Perhaps the most poignant and sobering moment around practical applications came down to a conversation about data. But data is really people. We use the word data – but we need to keep people centered in data decisions and, “We need to be respectful and careful and protect it appropriately." Justin Spelhaug, Microsoft VP, Tech for Social Impact, led a session on data collectives to allow nonprofits to come together to solve big challenges. Only 10% of the attendees in the room were part of a data collective. Common data models are at the root of facilitating interoperability. Woodrow Rosenbaum, Chief Data Officer of Giving Tuesday, highlighted the Giving Tuesday Data Commons, a tool that works to understand the full spectrum of human generosity. The Commons is tracking interoperable data—varied assets that can still talk to each other to standardize and connect data better. In the long term, collaborating with developers will help to curate and extract the data that meets common challenges and delivers the right data set for the solutions. Open data sets and digital public goods are the substrate that lays the foundation for more bespoke AI solutions. National Forest Foundation’s Jess McCutcheon confirmed that data and AI projects are really culture projects, and she talked about the uphill battle to bring along staff to ensure they feel ownership in this AI change.

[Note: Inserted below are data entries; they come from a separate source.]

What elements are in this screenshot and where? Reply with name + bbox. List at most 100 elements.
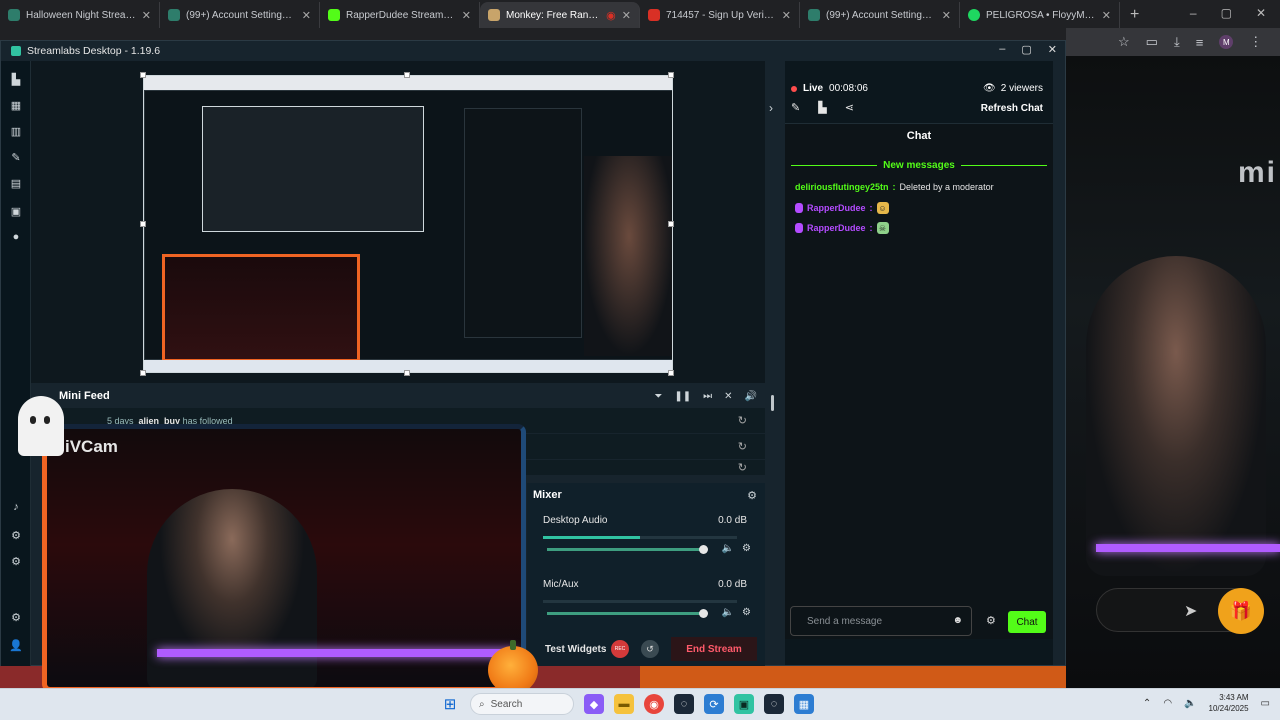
app-icon[interactable]: ⟳ <box>704 694 724 714</box>
notifications-icon[interactable]: ▭ <box>1261 698 1270 709</box>
gift-icon[interactable]: 🎁 <box>1218 588 1264 634</box>
editor-icon[interactable]: ▙ <box>10 73 22 86</box>
tab-close-icon[interactable]: ✕ <box>1102 9 1111 22</box>
filter-icon[interactable]: ⏷ <box>654 391 662 402</box>
file-explorer-icon[interactable]: ▬ <box>614 694 634 714</box>
speaker-icon[interactable]: 🔈 <box>1184 698 1196 709</box>
close-button[interactable]: ✕ <box>1256 6 1266 20</box>
stream-preview[interactable] <box>143 75 673 373</box>
chevron-right-icon[interactable]: › <box>769 101 773 115</box>
chat-username[interactable]: RapperDudee <box>807 203 866 213</box>
minimize-button[interactable]: – <box>999 43 1005 56</box>
volume-slider-knob[interactable] <box>699 545 708 554</box>
tab-close-icon[interactable]: ✕ <box>622 9 631 22</box>
emoji-icon[interactable]: ☻ <box>952 615 963 626</box>
audio-source-db: 0.0 dB <box>718 579 747 590</box>
volume-icon[interactable]: 🔊 <box>745 391 757 402</box>
taskbar-search[interactable]: ⌕ Search <box>470 693 574 715</box>
mute-alerts-icon[interactable]: ✕ <box>724 391 732 402</box>
replay-buffer-icon[interactable]: ↺ <box>641 640 659 658</box>
user-icon[interactable]: 👤 <box>9 639 23 652</box>
pause-icon[interactable]: ❚❚ <box>674 391 691 402</box>
resize-handle[interactable] <box>668 370 674 376</box>
reading-list-icon[interactable]: ≡ <box>1196 35 1204 50</box>
layout-icon[interactable]: ▦ <box>10 99 22 112</box>
resize-handle[interactable] <box>404 72 410 78</box>
browser-tab-5[interactable]: 714457 - Sign Up Verification C ✕ <box>640 2 800 28</box>
tiktok-icon[interactable]: ♪ <box>10 501 22 513</box>
replay-icon[interactable]: ↻ <box>738 440 747 453</box>
tools-icon[interactable]: ✎ <box>10 151 22 164</box>
resize-handle[interactable] <box>140 370 146 376</box>
download-icon[interactable]: ⤓ <box>1174 34 1180 50</box>
widgets-icon[interactable]: ◆ <box>584 694 604 714</box>
resize-handle[interactable] <box>668 72 674 78</box>
edit-icon[interactable]: ✎ <box>791 101 800 114</box>
wifi-icon[interactable]: ◠ <box>1163 698 1172 709</box>
taskbar-clock[interactable]: 3:43 AM 10/24/2025 <box>1209 692 1249 714</box>
resize-handle[interactable] <box>140 221 146 227</box>
refresh-chat-button[interactable]: Refresh Chat <box>981 103 1043 114</box>
chat-input[interactable]: Send a message ☻ <box>790 606 972 636</box>
store-icon[interactable]: ▤ <box>10 177 22 190</box>
mute-icon[interactable]: 🔈 <box>722 543 734 554</box>
tray-chevron-icon[interactable]: ⌃ <box>1143 698 1151 709</box>
tab-close-icon[interactable]: ✕ <box>142 9 151 22</box>
mute-icon[interactable]: 🔈 <box>722 607 734 618</box>
settings-icon[interactable]: ⚙ <box>10 611 22 624</box>
record-icon[interactable]: ● <box>10 231 22 243</box>
volume-slider[interactable] <box>547 612 707 615</box>
profile-avatar[interactable]: M <box>1219 35 1234 49</box>
chat-settings-icon[interactable]: ⚙ <box>986 614 996 627</box>
browser-tab-7[interactable]: PELIGROSA • FloyyMenor ✕ <box>960 2 1120 28</box>
chat-username[interactable]: deliriousflutingey25tn <box>795 182 889 192</box>
video-icon[interactable]: ▣ <box>10 205 22 218</box>
chat-username[interactable]: RapperDudee <box>807 223 866 233</box>
gear-icon[interactable]: ⚙ <box>742 607 751 618</box>
tab-close-icon[interactable]: ✕ <box>462 9 471 22</box>
skip-icon[interactable]: ⏭ <box>703 391 712 402</box>
close-button[interactable]: ✕ <box>1048 43 1057 56</box>
resize-handle[interactable] <box>668 221 674 227</box>
share-icon[interactable]: ⋖ <box>845 101 854 114</box>
menu-icon[interactable]: ⋮ <box>1249 34 1262 50</box>
grid-icon[interactable]: ▥ <box>10 125 22 138</box>
scrollbar[interactable] <box>771 395 774 411</box>
chrome-icon[interactable]: ◉ <box>644 694 664 714</box>
maximize-button[interactable]: ▢ <box>1021 43 1031 56</box>
new-tab-button[interactable]: + <box>1120 2 1149 28</box>
browser-tab-2[interactable]: (99+) Account Settings / Stream ✕ <box>160 2 320 28</box>
test-widgets-button[interactable]: Test Widgets <box>545 644 606 655</box>
replay-icon[interactable]: ↻ <box>738 414 747 427</box>
resize-handle[interactable] <box>140 72 146 78</box>
steam-icon[interactable]: ◌ <box>674 694 694 714</box>
gear-icon[interactable]: ⚙ <box>742 543 751 554</box>
minimize-button[interactable]: – <box>1190 6 1197 20</box>
star-icon[interactable]: ☆ <box>1118 34 1130 50</box>
record-button[interactable]: REC <box>611 640 629 658</box>
chat-send-button[interactable]: Chat <box>1008 611 1046 633</box>
tab-close-icon[interactable]: ✕ <box>302 9 311 22</box>
streamlabs-icon[interactable]: ▣ <box>734 694 754 714</box>
app-icon[interactable]: ▦ <box>794 694 814 714</box>
mixer-settings-icon[interactable]: ⚙ <box>747 489 757 502</box>
browser-tab-3[interactable]: RapperDudee Stream - Watch Li ✕ <box>320 2 480 28</box>
browser-tab-6[interactable]: (99+) Account Settings / Stream ✕ <box>800 2 960 28</box>
resize-handle[interactable] <box>404 370 410 376</box>
volume-slider[interactable] <box>547 548 707 551</box>
gear-cog-icon[interactable]: ⚙ <box>10 529 22 542</box>
tab-close-icon[interactable]: ✕ <box>782 9 791 22</box>
tab-close-icon[interactable]: ✕ <box>942 9 951 22</box>
replay-icon[interactable]: ↻ <box>738 461 747 474</box>
browser-tab-1[interactable]: Halloween Night Stream Overla ✕ <box>0 2 160 28</box>
volume-slider-knob[interactable] <box>699 609 708 618</box>
dashboard-icon[interactable]: ▙ <box>818 101 826 114</box>
gear-cog-icon[interactable]: ⚙ <box>10 555 22 568</box>
browser-tab-4-active[interactable]: Monkey: Free Random Vide ◉ ✕ <box>480 2 640 28</box>
cast-icon[interactable]: ▭ <box>1146 34 1158 50</box>
maximize-button[interactable]: ▢ <box>1221 6 1232 20</box>
end-stream-button[interactable]: End Stream <box>671 637 757 661</box>
steam-icon[interactable]: ◌ <box>764 694 784 714</box>
windows-start-icon[interactable]: ⊞ <box>440 694 460 714</box>
send-icon[interactable]: ➤ <box>1184 601 1197 621</box>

AI skills are in demand, so are human skills
Meg Garlinghouse and Karin Kimbrough from LinkedIn presented the gap between the in-demand skills and in-demand jobs. AI skills for board-level and C-suite officers are important. Meg provided an example of Board.dev that will train technologists to equip them with what they need to do if they serve on nonprofit boards. Meg encouraged nonprofits to think about their talent management and hire humans who understand the impact of AI. She shared consistent data stating that 70% of executives say soft skills are more important than AI skills. Talent is needed to make AI work in a very human world. At the summit, we saw that learning AI is better as a community sport. We held a Generative AI skills workshop to train nonprofit professionals while on site—and over 300 in-person attendees received their certifications. We also talked about the Digital Skills Hub where leaders can find tools to share with their teams in all roles.
Nonprofits are at the heart of AI innovation
And nonprofits should be at the heart of AI design. Vilas Dhar, President of the Patrick J. McGovern Foundation, in his closing keynote led with, “Those who are proximate to the problem, should be proximate to technology.” But his message took this one step further with a call to all nonprofits to become deeply involved in training and designing LLM technology for their use so it can serve local communities well. Jared Spataro’s demo of Microsoft Copilot showed how to query for information and design prompts that best meet the needs of the sector and provided practical examples to retrain your own prompts.
The summit’s core message ended with the hope and knowledge that the nonprofit sector is a leader in this tech revolution. As Woodrow said, “If you want to build good tech, build it to do good because then you are going to be taking on the hardest challenges and the tech you develop will be really robust.” The nonprofit industry should lead the most profound solutions because of our ability to work together.
The summit is just the beginning of using AI for impact. As Kate said, it may feel like a sprint, but AI for impact is a marathon. And we’re here to run it together. We want to hear from you—and learn from you—about how you will take the insights and learnings from these conversations back to your organization and start putting AI into action for mission impact. AI transformation starts here. We can’t wait to see what comes next.